Touch by male GP, % (n/N) | Touch by female GP, % (n/N) | |
---|---|---|
Male patients that felt comforted | 75 (56/75) | 77 (58/75) |
Female patients that felt comforted | 83 (100/120) | 92 (110/120) |
Overall | 80 (156/195) | 86 (168/195) |
The two most common reasons for patients not feeling comfortable with the use of touch for reassurance were the invasion of personal space and feelings of unease regarding the sex of the GP. No one cited religious, cultural, or familial beliefs discouraging the use of touch in the context of reassurance, although there was relatively little socioeconomic or ethnocultural diversity in this patient sample. The sex of patients made little difference to the reasons they cited for not feeling comfortable with the use of touch for reassurance, although a greater proportion of males felt that touch invaded their personal space.
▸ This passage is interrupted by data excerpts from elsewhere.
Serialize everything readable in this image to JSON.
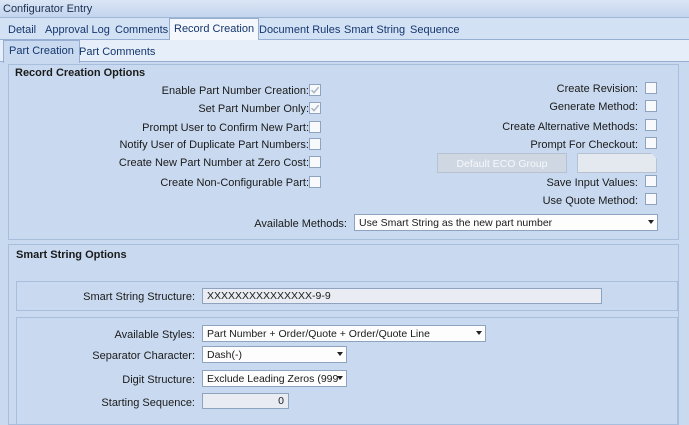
{
  "window": {
    "title": "Configurator Entry"
  },
  "tabs": [
    {
      "label": "Detail"
    },
    {
      "label": "Approval Log"
    },
    {
      "label": "Comments"
    },
    {
      "label": "Record Creation"
    },
    {
      "label": "Document Rules"
    },
    {
      "label": "Smart String"
    },
    {
      "label": "Sequence"
    }
  ],
  "subtabs": [
    {
      "label": "Part Creation"
    },
    {
      "label": "Part Comments"
    }
  ],
  "record_creation": {
    "title": "Record Creation Options",
    "left_options": [
      {
        "label": "Enable Part Number Creation:",
        "checked": true,
        "disabled": true
      },
      {
        "label": "Set Part Number Only:",
        "checked": true,
        "disabled": true
      },
      {
        "label": "Prompt User to Confirm New Part:",
        "checked": false,
        "disabled": false
      },
      {
        "label": "Notify User of Duplicate Part Numbers:",
        "checked": false,
        "disabled": false
      },
      {
        "label": "Create New Part Number at Zero Cost:",
        "checked": false,
        "disabled": false
      },
      {
        "label": "Create Non-Configurable Part:",
        "checked": false,
        "disabled": false
      }
    ],
    "right_options": [
      {
        "label": "Create Revision:",
        "checked": false
      },
      {
        "label": "Generate Method:",
        "checked": false
      },
      {
        "label": "Create Alternative Methods:",
        "checked": false
      },
      {
        "label": "Prompt For Checkout:",
        "checked": false
      }
    ],
    "default_eco_group": {
      "button_label": "Default ECO Group",
      "value": ""
    },
    "right_options_2": [
      {
        "label": "Save Input Values:",
        "checked": false
      },
      {
        "label": "Use Quote Method:",
        "checked": false
      }
    ],
    "available_methods": {
      "label": "Available Methods:",
      "value": "Use Smart String as the new part number"
    }
  },
  "smart_string": {
    "title": "Smart String Options",
    "structure": {
      "label": "Smart String Structure:",
      "value": "XXXXXXXXXXXXXXX-9-9"
    },
    "available_styles": {
      "label": "Available Styles:",
      "value": "Part Number + Order/Quote + Order/Quote Line"
    },
    "separator": {
      "label": "Separator Character:",
      "value": "Dash(-)"
    },
    "digit_structure": {
      "label": "Digit Structure:",
      "value": "Exclude Leading Zeros (999"
    },
    "starting_sequence": {
      "label": "Starting Sequence:",
      "value": "0"
    }
  },
  "colors": {
    "background": "#c9daf0",
    "tab_active": "#f4f8fd",
    "tab_text": "#15376e",
    "check_disabled": "#a9b4c4"
  }
}
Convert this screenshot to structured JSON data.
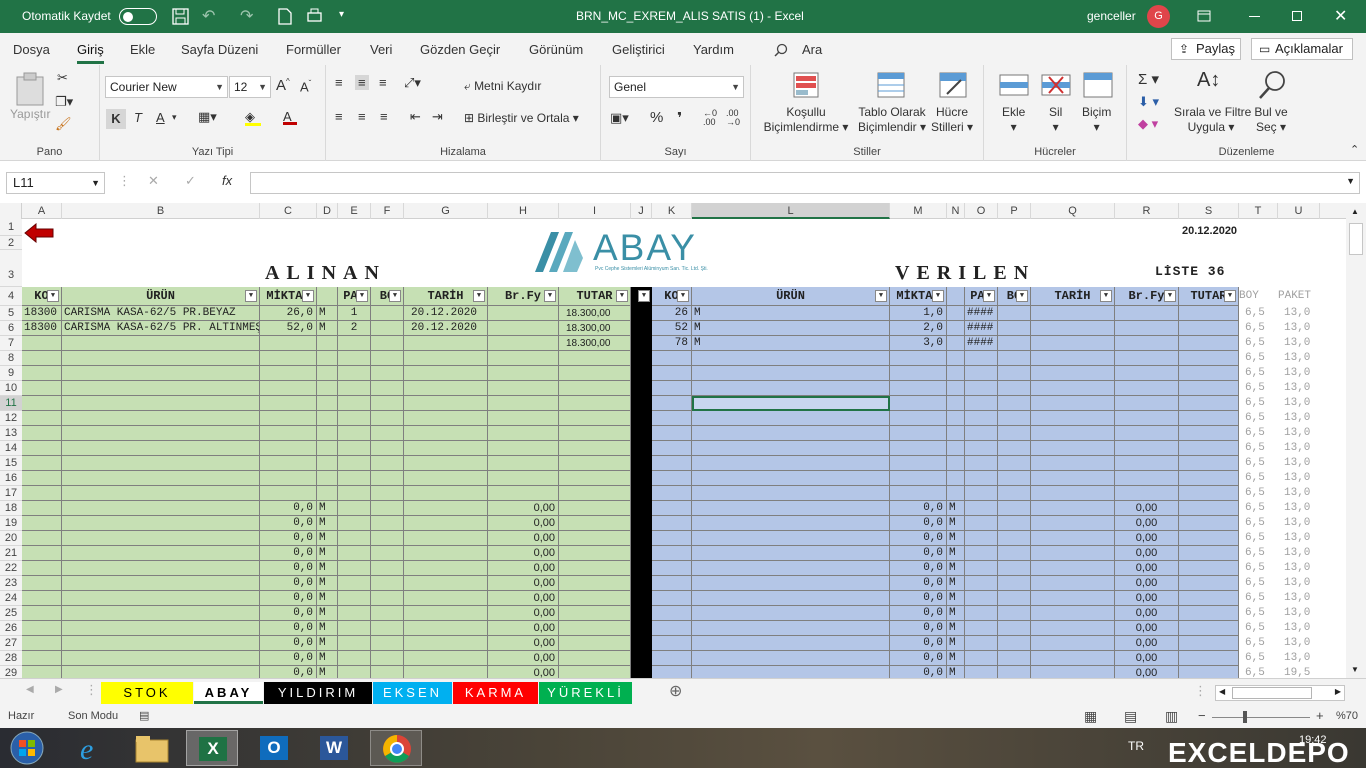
{
  "titlebar": {
    "autosave_label": "Otomatik Kaydet",
    "filename": "BRN_MC_EXREM_ALIS SATIS (1)  -  Excel",
    "user": "genceller",
    "avatar_letter": "G"
  },
  "tabs": [
    "Dosya",
    "Giriş",
    "Ekle",
    "Sayfa Düzeni",
    "Formüller",
    "Veri",
    "Gözden Geçir",
    "Görünüm",
    "Geliştirici",
    "Yardım"
  ],
  "search_label": "Ara",
  "share_label": "Paylaş",
  "comments_label": "Açıklamalar",
  "ribbon": {
    "pano": {
      "paste": "Yapıştır",
      "label": "Pano"
    },
    "font": {
      "name": "Courier New",
      "size": "12",
      "bold": "K",
      "italic": "T",
      "underline": "A",
      "label": "Yazı Tipi"
    },
    "align": {
      "wrap": "Metni Kaydır",
      "merge": "Birleştir ve Ortala",
      "label": "Hizalama"
    },
    "number": {
      "format": "Genel",
      "label": "Sayı"
    },
    "styles": {
      "cond1": "Koşullu",
      "cond2": "Biçimlendirme",
      "table1": "Tablo Olarak",
      "table2": "Biçimlendir",
      "cell1": "Hücre",
      "cell2": "Stilleri",
      "label": "Stiller"
    },
    "cells": {
      "insert": "Ekle",
      "delete": "Sil",
      "format": "Biçim",
      "label": "Hücreler"
    },
    "editing": {
      "sort1": "Sırala ve Filtre",
      "sort2": "Uygula",
      "find1": "Bul ve",
      "find2": "Seç",
      "label": "Düzenleme"
    }
  },
  "namebox": "L11",
  "columns": [
    "A",
    "B",
    "C",
    "D",
    "E",
    "F",
    "G",
    "H",
    "I",
    "J",
    "K",
    "L",
    "M",
    "N",
    "O",
    "P",
    "Q",
    "R",
    "S",
    "T",
    "U"
  ],
  "sheet": {
    "date": "20.12.2020",
    "logo": "ABAY",
    "logo_sub": "Pvc Cephe Sistemleri Alüminyum San. Tic. Ltd. Şti.",
    "alinan": "ALINAN",
    "verilen": "VERILEN",
    "liste": "LİSTE 36",
    "left_headers": [
      "KO",
      "ÜRÜN",
      "MİKTAR",
      "",
      "PAI",
      "BO",
      "TARİH",
      "Br.Fy",
      "TUTAR"
    ],
    "right_headers": [
      "KO",
      "ÜRÜN",
      "MİKTAR",
      "",
      "PAI",
      "BO",
      "TARİH",
      "Br.Fy",
      "TUTAR"
    ],
    "boy_label": "BOY",
    "paket_label": "PAKET",
    "left_rows": [
      {
        "ko": "18300",
        "urun": "CARISMA KASA-62/5 PR.BEYAZ",
        "miktar": "26,0",
        "unit": "M",
        "pai": "1",
        "tarih": "20.12.2020",
        "tutar": "18.300,00"
      },
      {
        "ko": "18300",
        "urun": "CARISMA KASA-62/5 PR. ALTINMEŞE",
        "miktar": "52,0",
        "unit": "M",
        "pai": "2",
        "tarih": "20.12.2020",
        "tutar": "18.300,00"
      },
      {
        "tutar": "18.300,00"
      }
    ],
    "right_rows": [
      {
        "ko": "26",
        "unit": "M",
        "miktar": "1,0",
        "pai": "####"
      },
      {
        "ko": "52",
        "unit": "M",
        "miktar": "2,0",
        "pai": "####"
      },
      {
        "ko": "78",
        "unit": "M",
        "miktar": "3,0",
        "pai": "####"
      }
    ],
    "zero_miktar": "0,0",
    "zero_unit": "M",
    "zero_price": "0,00",
    "boy_value": "6,5",
    "paket_value": "13,0",
    "paket_last": "19,5"
  },
  "sheet_tabs": [
    {
      "name": "STOK",
      "bg": "#ffff00",
      "fg": "#000000"
    },
    {
      "name": "ABAY",
      "bg": "#ffffff",
      "fg": "#000000"
    },
    {
      "name": "YILDIRIM",
      "bg": "#000000",
      "fg": "#ffffff"
    },
    {
      "name": "EKSEN",
      "bg": "#00b0f0",
      "fg": "#ffffff"
    },
    {
      "name": "KARMA",
      "bg": "#ff0000",
      "fg": "#ffffff"
    },
    {
      "name": "YÜREKLİ",
      "bg": "#00b050",
      "fg": "#ffffff"
    }
  ],
  "status": {
    "ready": "Hazır",
    "mode": "Son Modu",
    "zoom": "%70"
  },
  "taskbar": {
    "lang": "TR",
    "time": "19:42",
    "watermark": "EXCELDEPO"
  }
}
In relation to the position where patients felt most comfortable being touched by their GP, a more proximal position on the arm was favoured. The back was the most popular alternative location where patients felt it appropriate to be touched for reassurance. A greater proportion of females than males thought the back was an appropriate place to be touched. The remaining patients did not feel it was appropriate to be touched anywhere other than the arm or hand by the GP for reassurance, again proportionately more females than males.
WHAT DOES THIS MEAN?
It seems that a large majority of our patients would be comforted by the use of touch by their GP. The demographics of the population recruited are those of a relatively socioeconomically deprived and ageing population, with relatively little ethnic diversity. If this study were to be repeated elsewhere, the results might well be different. The study may also have some element of selection bias which results from the distribution technique of the questionnaires. There is no in-depth statistical analysis of the results but nonetheless they have interest and meaning, and it is hoped that this study may stimulate further modes of clinical research and discussion. My preliminary findings of the use of touch in comforting patients in general practice suggest that touch is indeed a modality that patients feel can be an integral part of the consultation. Information of this kind may help GPs to recognise the potential value of using touch in the consultation, to remove taboos around the subject, and to contribute to the strengthening of doctor–patient relationships.
Provenance
Freely submitted; not externally peer reviewed.